それでは、改めまして。ご入学おめでとうございます。二年間という短い時間ではありますが、楽しく学んでいきましょう」


 話し終えた彼女が舞台上で一礼する。それに合わせて周りから熱い拍手が起こった。


「責任のある力の使い方、か……」


 いい演説だとは思ったが、レイシーが一番気になったのはそこだった。

 我が身に宿った怪力はすごい。しかし、責任もそれに見合って重いものになるだろうと思ったからであった。

 すごい魔法の力を持っていたトウタは今の演説をどう受け取ったのだろう。彼の方を見ると、ぼーっとした様子でルナを目で追っていた。

 どちらかというと見とれて聞き惚れていた、という様子だったが、ルナがそんなに気に入っているのだろうか。


「レイシーちゃん、いい話が聞けたね。どんどん色んな事を学んで、皆に追いつけるよう頑張るね!」


「そうだね、レトリー。次は学校見学だっけ?」


「うん!一緒にまわろっか!」




 医務室にはレイシーとトウタに倒された男達のうめき声がこだましている。


「よくもボクをここまで馬鹿にしてくれたな……!」


 全身を包帯でぐるぐる巻きにされたゴウラはベッドの上で、身勝手な復讐に燃えていた。

 その隣には彼を心配そうに見下ろす女性がいる。彼女のカールした金髪は医務室の薬品に負けないほどきつい香水の匂いを放っていた。


「ゴーちゃん、無理しちゃだめだよ」


 彼女はゴウラに下げられたため戦いには参加していなかった。おかげで傷ひとつ負ってはいないが、その表情は負傷者に負けないくらい暗く沈んでいる。


「魔力検査の時はすっごく喜んでたのに……ゴーちゃんは最近おかしいよ。あのトウタの事を知ってから、無茶ばっかりしようとしてるって」


「やめろ! ここに来てまでアイツの話をするな!」


 ゴウラは痛む身体を転がして彼女に背を向けた。


「……無理は止めなよ。アタシ、ゴーちゃんが怪我するのを見てるのはもう耐えられないよ。家のことで悩んでるなら、アタシも協力するから……」


「お前には関係の無い話だ! ……いや、待てよ……協力、協力か……」


 ゴウラは少し考えた様子だったが、やがて高笑いを始めた。


「そうか、協力か! おい、お前! 早速だがボクに協力しろ」


「え……?」


「入学式の後、校内見学があるだろう? トウタは知りたがり屋だからな、全ての部屋を回ろうとするだろう。そこでだ」


 ゴウラは女性の腕を掴んで引き寄せ、耳に何かを囁く。それを聞いた女性は怪訝な表情を浮かべた。

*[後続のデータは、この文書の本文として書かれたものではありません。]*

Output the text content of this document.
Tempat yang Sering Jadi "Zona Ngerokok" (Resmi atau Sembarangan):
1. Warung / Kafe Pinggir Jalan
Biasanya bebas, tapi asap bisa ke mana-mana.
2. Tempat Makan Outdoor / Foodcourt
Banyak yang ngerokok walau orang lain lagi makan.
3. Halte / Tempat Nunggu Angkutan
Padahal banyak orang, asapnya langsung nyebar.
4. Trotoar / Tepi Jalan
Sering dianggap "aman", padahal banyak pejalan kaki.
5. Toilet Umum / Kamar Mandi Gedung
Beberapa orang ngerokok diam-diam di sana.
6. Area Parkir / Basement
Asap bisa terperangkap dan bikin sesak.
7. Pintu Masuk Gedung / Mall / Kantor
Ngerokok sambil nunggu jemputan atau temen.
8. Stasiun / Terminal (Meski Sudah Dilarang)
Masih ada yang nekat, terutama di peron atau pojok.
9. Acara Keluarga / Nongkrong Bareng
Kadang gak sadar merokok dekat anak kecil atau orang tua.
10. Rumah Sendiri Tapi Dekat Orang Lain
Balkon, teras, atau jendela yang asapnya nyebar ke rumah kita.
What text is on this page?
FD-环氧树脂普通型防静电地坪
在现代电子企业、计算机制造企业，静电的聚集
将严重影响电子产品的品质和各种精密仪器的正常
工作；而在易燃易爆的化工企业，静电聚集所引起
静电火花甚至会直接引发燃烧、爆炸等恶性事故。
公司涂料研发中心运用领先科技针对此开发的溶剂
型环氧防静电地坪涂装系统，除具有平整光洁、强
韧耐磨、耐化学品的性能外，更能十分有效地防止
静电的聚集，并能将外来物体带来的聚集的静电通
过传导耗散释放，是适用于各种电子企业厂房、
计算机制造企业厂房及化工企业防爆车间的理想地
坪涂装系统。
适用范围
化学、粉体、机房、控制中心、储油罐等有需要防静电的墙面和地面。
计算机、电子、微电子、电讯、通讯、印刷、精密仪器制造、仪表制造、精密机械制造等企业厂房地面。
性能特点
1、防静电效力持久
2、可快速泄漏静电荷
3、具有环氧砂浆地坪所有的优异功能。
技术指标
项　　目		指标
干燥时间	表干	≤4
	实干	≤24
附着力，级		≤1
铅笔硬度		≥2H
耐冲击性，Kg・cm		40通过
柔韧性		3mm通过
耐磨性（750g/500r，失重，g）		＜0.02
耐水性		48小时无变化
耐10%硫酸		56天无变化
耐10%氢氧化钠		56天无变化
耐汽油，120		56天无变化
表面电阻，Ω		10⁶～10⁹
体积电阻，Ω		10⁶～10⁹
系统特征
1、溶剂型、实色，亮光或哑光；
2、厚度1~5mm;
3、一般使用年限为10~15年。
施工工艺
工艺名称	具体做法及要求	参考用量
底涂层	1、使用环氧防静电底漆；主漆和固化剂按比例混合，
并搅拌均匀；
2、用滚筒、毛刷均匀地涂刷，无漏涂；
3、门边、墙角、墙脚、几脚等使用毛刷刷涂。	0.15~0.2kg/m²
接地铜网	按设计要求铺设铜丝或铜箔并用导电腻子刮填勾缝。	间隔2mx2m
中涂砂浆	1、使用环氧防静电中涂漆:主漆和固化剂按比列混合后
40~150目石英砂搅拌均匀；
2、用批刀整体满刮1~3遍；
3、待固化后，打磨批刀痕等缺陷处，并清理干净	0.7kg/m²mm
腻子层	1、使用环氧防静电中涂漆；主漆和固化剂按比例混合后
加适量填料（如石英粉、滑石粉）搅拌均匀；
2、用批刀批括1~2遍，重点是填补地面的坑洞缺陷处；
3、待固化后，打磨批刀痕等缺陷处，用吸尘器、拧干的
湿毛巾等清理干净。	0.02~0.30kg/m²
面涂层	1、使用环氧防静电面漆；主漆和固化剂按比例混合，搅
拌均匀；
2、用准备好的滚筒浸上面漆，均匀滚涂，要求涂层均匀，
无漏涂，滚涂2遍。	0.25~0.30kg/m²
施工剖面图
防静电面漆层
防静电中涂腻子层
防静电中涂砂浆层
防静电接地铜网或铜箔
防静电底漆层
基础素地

「……ゴーちゃん、本気で言ってるの?トウタだけならともかく、色んな人に迷惑かかるよ?」


「あいつに一泡吹かせられればそれでいいのだ。それに、ボクの恋人であり、クラス4の水属性魔法が使えるキミだからこそ頼めるのだよ。キミを愛し、信頼しているからこそこのお願いをしたんだ」


 女性はふぅー、と大きなため息をついた。


「……そこまで言うなら、今回だけだからね?次からはマジでやめてもらうから」


「今回だけだと約束しよう。さぁ、ゆけ!」


 去って行く女性の背中を眺めるゴウラの顔はほくそ笑んでいた。